Pocas obras, pocos autores e incluso muy pocas literaturas universalmente hablando han tenido la capacidad de crear, de incorporar nuevos términos al idioma. Lo hizo Shakespeare con Hamlet, Fernando de Rojas con la Celestina, lo hizo el género picaresco, singularmente Franz Kafka con su propio nombre (“kafkiano”) y Cervantes con Don Quijote, cuyo sonoro adjetivo, “quijotesco”, expresa, más allá de la lúcida locura, el ideal y la utopía, el sueño de lograr forjar, contra viento y marea, lanza en ristre, un mundo mejor y más habitable.
Como dijera Jorge Luis Borges en una conferencia pronunciada en 1968 en Austin (Texas): “Siempre pienso que una de las cosas felices que me han ocurrido en la vida es haber conocido a Don Quijote.”
La verdad es que no sé de una mejor compañía para un largo y solitario destierro, para el más extremo ostracismo en una isla desierta (o aún incluso para el momento crucial de la partida definitiva del mundo de los vivos) que la de este loco lector de origen manchego que se convirtió en caballero en una época en que ya no los había.

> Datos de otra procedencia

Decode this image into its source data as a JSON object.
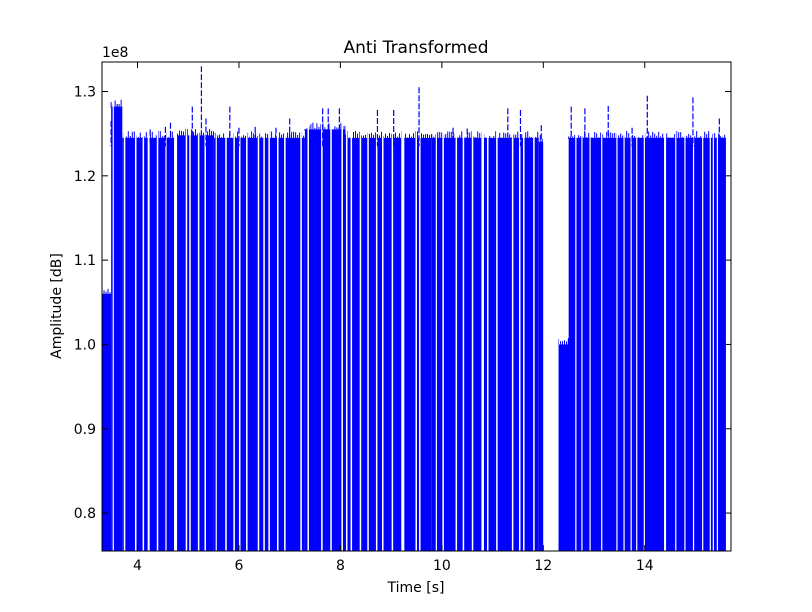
{
  "chart_data": {
    "type": "bar",
    "title": "Anti Transformed",
    "xlabel": "Time [s]",
    "ylabel": "Amplitude [dB]",
    "y_offset_label": "1e8",
    "xlim": [
      3.3,
      15.7
    ],
    "ylim": [
      75500000,
      133500000
    ],
    "x_ticks": [
      4,
      6,
      8,
      10,
      12,
      14
    ],
    "x_tick_labels": [
      "4",
      "6",
      "8",
      "10",
      "12",
      "14"
    ],
    "y_ticks": [
      80000000,
      90000000,
      100000000,
      110000000,
      120000000,
      130000000
    ],
    "y_tick_labels": [
      "0.8",
      "0.9",
      "1.0",
      "1.1",
      "1.2",
      "1.3"
    ],
    "grid": false,
    "series_color": "#0000ff",
    "dense_segments": [
      {
        "x_start": 3.3,
        "x_end": 3.48,
        "amplitude": 106000000
      },
      {
        "x_start": 3.48,
        "x_end": 3.7,
        "amplitude": 128200000
      },
      {
        "x_start": 3.7,
        "x_end": 4.75,
        "amplitude": 124500000
      },
      {
        "x_start": 4.75,
        "x_end": 5.5,
        "amplitude": 124800000
      },
      {
        "x_start": 5.5,
        "x_end": 7.3,
        "amplitude": 124500000
      },
      {
        "x_start": 7.3,
        "x_end": 8.1,
        "amplitude": 125500000
      },
      {
        "x_start": 8.1,
        "x_end": 9.8,
        "amplitude": 124500000
      },
      {
        "x_start": 9.8,
        "x_end": 11.9,
        "amplitude": 124500000
      },
      {
        "x_start": 11.9,
        "x_end": 12.0,
        "amplitude": 124000000
      },
      {
        "x_start": 12.3,
        "x_end": 12.5,
        "amplitude": 100000000
      },
      {
        "x_start": 12.5,
        "x_end": 15.6,
        "amplitude": 124500000
      }
    ],
    "gaps": [
      [
        3.51,
        3.53
      ],
      [
        3.73,
        3.76
      ],
      [
        3.95,
        3.98
      ],
      [
        4.1,
        4.13
      ],
      [
        4.2,
        4.24
      ],
      [
        4.38,
        4.41
      ],
      [
        4.55,
        4.57
      ],
      [
        4.72,
        4.78
      ],
      [
        4.95,
        4.98
      ],
      [
        5.02,
        5.05
      ],
      [
        5.19,
        5.22
      ],
      [
        5.32,
        5.35
      ],
      [
        5.54,
        5.56
      ],
      [
        5.73,
        5.76
      ],
      [
        5.89,
        5.92
      ],
      [
        6.0,
        6.03
      ],
      [
        6.14,
        6.17
      ],
      [
        6.37,
        6.4
      ],
      [
        6.48,
        6.51
      ],
      [
        6.58,
        6.61
      ],
      [
        6.75,
        6.78
      ],
      [
        6.89,
        6.92
      ],
      [
        7.21,
        7.24
      ],
      [
        7.35,
        7.38
      ],
      [
        7.62,
        7.65
      ],
      [
        7.8,
        7.83
      ],
      [
        8.02,
        8.05
      ],
      [
        8.11,
        8.14
      ],
      [
        8.2,
        8.23
      ],
      [
        8.38,
        8.41
      ],
      [
        8.53,
        8.56
      ],
      [
        8.7,
        8.73
      ],
      [
        8.82,
        8.85
      ],
      [
        9.01,
        9.04
      ],
      [
        9.2,
        9.26
      ],
      [
        9.48,
        9.51
      ],
      [
        9.55,
        9.58
      ],
      [
        9.88,
        9.9
      ],
      [
        10.01,
        10.04
      ],
      [
        10.27,
        10.3
      ],
      [
        10.41,
        10.44
      ],
      [
        10.59,
        10.62
      ],
      [
        10.78,
        10.83
      ],
      [
        10.89,
        10.92
      ],
      [
        11.07,
        11.1
      ],
      [
        11.38,
        11.41
      ],
      [
        11.52,
        11.55
      ],
      [
        11.6,
        11.63
      ],
      [
        11.8,
        11.83
      ],
      [
        12.0,
        12.3
      ],
      [
        12.63,
        12.65
      ],
      [
        12.75,
        12.77
      ],
      [
        12.91,
        12.93
      ],
      [
        13.14,
        13.16
      ],
      [
        13.44,
        13.46
      ],
      [
        13.58,
        13.6
      ],
      [
        13.72,
        13.74
      ],
      [
        13.83,
        13.85
      ],
      [
        13.98,
        14.0
      ],
      [
        14.38,
        14.42
      ],
      [
        14.6,
        14.62
      ],
      [
        14.78,
        14.8
      ],
      [
        14.95,
        14.97
      ],
      [
        15.13,
        15.15
      ],
      [
        15.28,
        15.3
      ],
      [
        15.34,
        15.36
      ],
      [
        15.42,
        15.44
      ]
    ],
    "spikes": [
      {
        "x": 3.48,
        "y": 126500000
      },
      {
        "x": 3.6,
        "y": 128500000
      },
      {
        "x": 4.25,
        "y": 125500000
      },
      {
        "x": 4.55,
        "y": 125800000
      },
      {
        "x": 4.65,
        "y": 126300000
      },
      {
        "x": 5.08,
        "y": 128200000
      },
      {
        "x": 5.26,
        "y": 133000000
      },
      {
        "x": 5.35,
        "y": 126800000
      },
      {
        "x": 5.82,
        "y": 128200000
      },
      {
        "x": 6.0,
        "y": 125700000
      },
      {
        "x": 6.32,
        "y": 125800000
      },
      {
        "x": 6.73,
        "y": 125700000
      },
      {
        "x": 7.0,
        "y": 126800000
      },
      {
        "x": 7.65,
        "y": 128000000
      },
      {
        "x": 7.76,
        "y": 128000000
      },
      {
        "x": 7.98,
        "y": 128000000
      },
      {
        "x": 8.73,
        "y": 127800000
      },
      {
        "x": 9.05,
        "y": 127800000
      },
      {
        "x": 9.55,
        "y": 130500000
      },
      {
        "x": 10.22,
        "y": 125700000
      },
      {
        "x": 10.5,
        "y": 125600000
      },
      {
        "x": 11.3,
        "y": 128000000
      },
      {
        "x": 11.55,
        "y": 127800000
      },
      {
        "x": 11.96,
        "y": 126000000
      },
      {
        "x": 12.55,
        "y": 128200000
      },
      {
        "x": 12.82,
        "y": 128000000
      },
      {
        "x": 13.28,
        "y": 128300000
      },
      {
        "x": 13.75,
        "y": 125700000
      },
      {
        "x": 14.05,
        "y": 129500000
      },
      {
        "x": 14.95,
        "y": 129300000
      },
      {
        "x": 15.47,
        "y": 126800000
      }
    ]
  }
}
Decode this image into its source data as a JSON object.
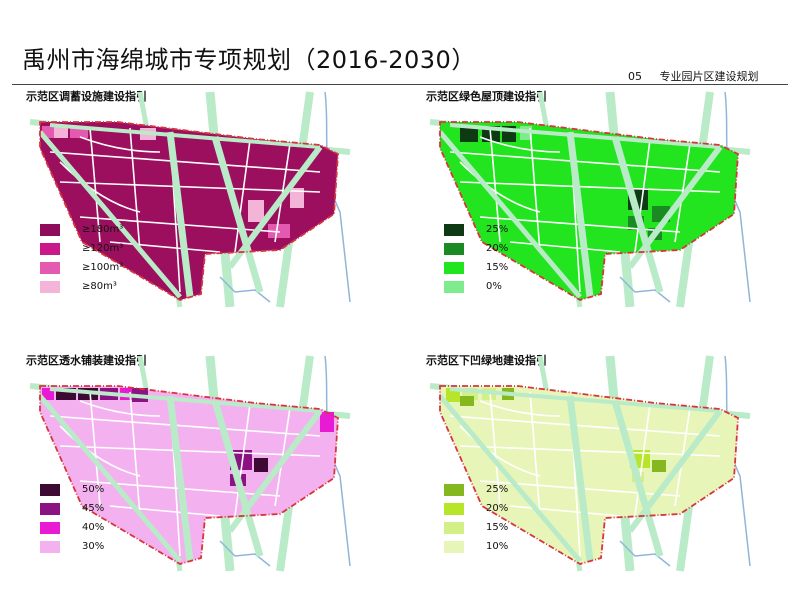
{
  "header": {
    "title": "禹州市海绵城市专项规划（2016-2030）",
    "section_number": "05",
    "section_title": "专业园片区建设规划"
  },
  "colors": {
    "road_green": "#b9ebc8",
    "boundary": "#d9343d",
    "water": "#8fb6d9"
  },
  "panels": [
    {
      "label": "示范区调蓄设施建设指引",
      "base_color": "#9c0f5e",
      "legend": [
        {
          "label": "≥180m³",
          "color": "#8e0c59"
        },
        {
          "label": "≥120m³",
          "color": "#c8188a"
        },
        {
          "label": "≥100m³",
          "color": "#e35ab0"
        },
        {
          "label": "≥80m³",
          "color": "#f3b4d7"
        }
      ]
    },
    {
      "label": "示范区绿色屋顶建设指引",
      "base_color": "#22e41f",
      "legend": [
        {
          "label": "25%",
          "color": "#0d3a12"
        },
        {
          "label": "20%",
          "color": "#1a8b22"
        },
        {
          "label": "15%",
          "color": "#22e41f"
        },
        {
          "label": "0%",
          "color": "#7eec8c"
        }
      ]
    },
    {
      "label": "示范区透水铺装建设指引",
      "base_color": "#f3b2ef",
      "legend": [
        {
          "label": "50%",
          "color": "#3d0a33"
        },
        {
          "label": "45%",
          "color": "#8a1283"
        },
        {
          "label": "40%",
          "color": "#e81ad3"
        },
        {
          "label": "30%",
          "color": "#f3b2ef"
        }
      ]
    },
    {
      "label": "示范区下凹绿地建设指引",
      "base_color": "#e8f5b9",
      "legend": [
        {
          "label": "25%",
          "color": "#85b81e"
        },
        {
          "label": "20%",
          "color": "#b6e52a"
        },
        {
          "label": "15%",
          "color": "#d3ef87"
        },
        {
          "label": "10%",
          "color": "#e8f5b9"
        }
      ]
    }
  ]
}
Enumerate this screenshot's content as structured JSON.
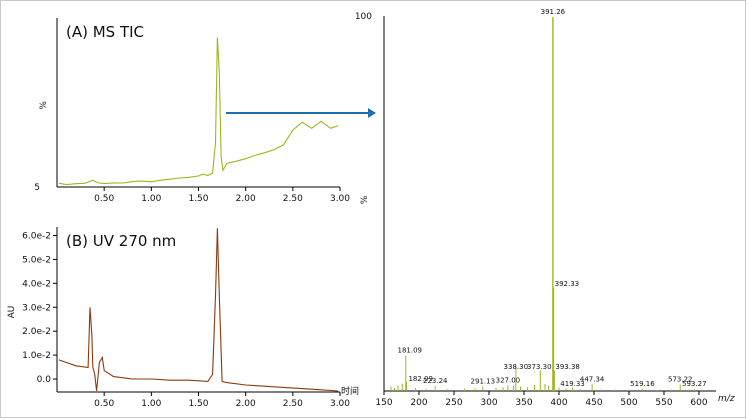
{
  "colors": {
    "ms": "#a3b422",
    "uv": "#8b3a0e",
    "arrow": "#1f6fa8",
    "axis": "#000000"
  },
  "panels": {
    "ms_title": "(A) MS TIC",
    "uv_title": "(B) UV 270 nm"
  },
  "chart_data": [
    {
      "type": "line",
      "title": "(A) MS TIC",
      "ylabel": "%",
      "xlim": [
        0.0,
        3.0
      ],
      "x_ticks": [
        "0.50",
        "1.00",
        "1.50",
        "2.00",
        "2.50",
        "3.00"
      ],
      "y_ticks": [
        "5"
      ],
      "series": [
        {
          "x": [
            0.02,
            0.1,
            0.2,
            0.3,
            0.38,
            0.4,
            0.45,
            0.5,
            0.6,
            0.7,
            0.8,
            0.9,
            1.0,
            1.1,
            1.2,
            1.3,
            1.4,
            1.5,
            1.55,
            1.6,
            1.65,
            1.68,
            1.7,
            1.72,
            1.74,
            1.76,
            1.8,
            1.9,
            2.0,
            2.1,
            2.2,
            2.3,
            2.4,
            2.5,
            2.6,
            2.7,
            2.8,
            2.9,
            2.98
          ],
          "y": [
            6.6,
            5.8,
            6.3,
            6.6,
            8.3,
            7.6,
            6.7,
            6.4,
            6.8,
            6.7,
            7.5,
            7.8,
            7.4,
            8.3,
            8.9,
            9.6,
            10.0,
            10.7,
            11.8,
            11.0,
            12.4,
            30.0,
            90.0,
            70.0,
            22.0,
            13.9,
            18.0,
            19.2,
            20.6,
            22.5,
            24.0,
            25.8,
            28.5,
            37.0,
            41.5,
            38.0,
            42.0,
            38.0,
            39.5
          ]
        }
      ]
    },
    {
      "type": "line",
      "title": "(B) UV 270 nm",
      "ylabel": "AU",
      "xlabel": "时间",
      "xlim": [
        0.0,
        3.0
      ],
      "ylim": [
        -0.006,
        0.065
      ],
      "x_ticks": [
        "0.50",
        "1.00",
        "1.50",
        "2.00",
        "2.50",
        "3.00"
      ],
      "y_ticks": [
        "0.0",
        "1.0e-2",
        "2.0e-2",
        "3.0e-2",
        "4.0e-2",
        "5.0e-2",
        "6.0e-2"
      ],
      "series": [
        {
          "x": [
            0.02,
            0.2,
            0.33,
            0.35,
            0.37,
            0.38,
            0.4,
            0.42,
            0.45,
            0.48,
            0.5,
            0.6,
            0.8,
            1.0,
            1.2,
            1.4,
            1.6,
            1.65,
            1.68,
            1.7,
            1.72,
            1.75,
            1.8,
            2.0,
            2.2,
            2.4,
            2.6,
            2.8,
            2.98
          ],
          "y": [
            0.008,
            0.0055,
            0.0048,
            0.03,
            0.018,
            0.005,
            0.002,
            -0.005,
            0.007,
            0.009,
            0.0035,
            0.001,
            0.0,
            0.0,
            -0.0005,
            -0.0005,
            -0.001,
            0.002,
            0.035,
            0.063,
            0.035,
            -0.001,
            -0.0015,
            -0.0025,
            -0.003,
            -0.0035,
            -0.004,
            -0.0045,
            -0.005
          ]
        }
      ]
    },
    {
      "type": "bar",
      "title": "",
      "ylabel": "%",
      "xlabel": "m/z",
      "xlim": [
        150,
        600
      ],
      "ylim": [
        0,
        100
      ],
      "x_ticks": [
        "150",
        "200",
        "250",
        "300",
        "350",
        "400",
        "450",
        "500",
        "550",
        "600"
      ],
      "y_ticks": [
        "100"
      ],
      "peaks": [
        {
          "mz": 181.09,
          "intensity": 9.5,
          "label": "181.09"
        },
        {
          "mz": 182.09,
          "intensity": 2.5,
          "label": "182.09"
        },
        {
          "mz": 223.24,
          "intensity": 1.3,
          "label": "223.24"
        },
        {
          "mz": 291.13,
          "intensity": 1.2,
          "label": "291.13"
        },
        {
          "mz": 327.0,
          "intensity": 1.5,
          "label": "327.00"
        },
        {
          "mz": 338.3,
          "intensity": 6.5,
          "label": "338.30"
        },
        {
          "mz": 373.3,
          "intensity": 5.5,
          "label": "373.30"
        },
        {
          "mz": 391.26,
          "intensity": 100,
          "label": "391.26"
        },
        {
          "mz": 392.33,
          "intensity": 27.5,
          "label": "392.33"
        },
        {
          "mz": 393.38,
          "intensity": 5.5,
          "label": "393.38"
        },
        {
          "mz": 419.33,
          "intensity": 0.9,
          "label": "419.33"
        },
        {
          "mz": 447.34,
          "intensity": 1.8,
          "label": "447.34"
        },
        {
          "mz": 519.16,
          "intensity": 0.6,
          "label": "519.16"
        },
        {
          "mz": 573.22,
          "intensity": 1.7,
          "label": "573.22"
        },
        {
          "mz": 593.27,
          "intensity": 0.5,
          "label": "593.27"
        }
      ],
      "minor_peaks": [
        {
          "mz": 160,
          "intensity": 1.2
        },
        {
          "mz": 165,
          "intensity": 0.8
        },
        {
          "mz": 170,
          "intensity": 1.5
        },
        {
          "mz": 176,
          "intensity": 2.0
        },
        {
          "mz": 195,
          "intensity": 0.8
        },
        {
          "mz": 210,
          "intensity": 0.6
        },
        {
          "mz": 240,
          "intensity": 0.5
        },
        {
          "mz": 265,
          "intensity": 0.6
        },
        {
          "mz": 280,
          "intensity": 0.7
        },
        {
          "mz": 310,
          "intensity": 0.8
        },
        {
          "mz": 320,
          "intensity": 1.0
        },
        {
          "mz": 335,
          "intensity": 1.4
        },
        {
          "mz": 345,
          "intensity": 1.2
        },
        {
          "mz": 355,
          "intensity": 1.0
        },
        {
          "mz": 365,
          "intensity": 1.6
        },
        {
          "mz": 380,
          "intensity": 1.9
        },
        {
          "mz": 385,
          "intensity": 1.4
        },
        {
          "mz": 400,
          "intensity": 0.9
        },
        {
          "mz": 410,
          "intensity": 0.6
        },
        {
          "mz": 430,
          "intensity": 0.5
        },
        {
          "mz": 460,
          "intensity": 0.4
        },
        {
          "mz": 480,
          "intensity": 0.4
        },
        {
          "mz": 500,
          "intensity": 0.3
        },
        {
          "mz": 540,
          "intensity": 0.3
        },
        {
          "mz": 560,
          "intensity": 0.4
        },
        {
          "mz": 585,
          "intensity": 0.3
        }
      ]
    }
  ]
}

Pero sin necesidad de ir tan lejos, quiero señalar que si Don Quijote apareciera ante mí en este preciso instante, no me sorprendería lo más mínimo (claramente está más vivo que muchos “vivos” aparentes de carne y hueso), y por supuesto que lo acogería jubiloso en la intimidad de mi hogar, como lo que es y será por siempre en mi sentir: un grande, rico y sabio contertulio capaz de hacerme más llevaderos y provechosos los días.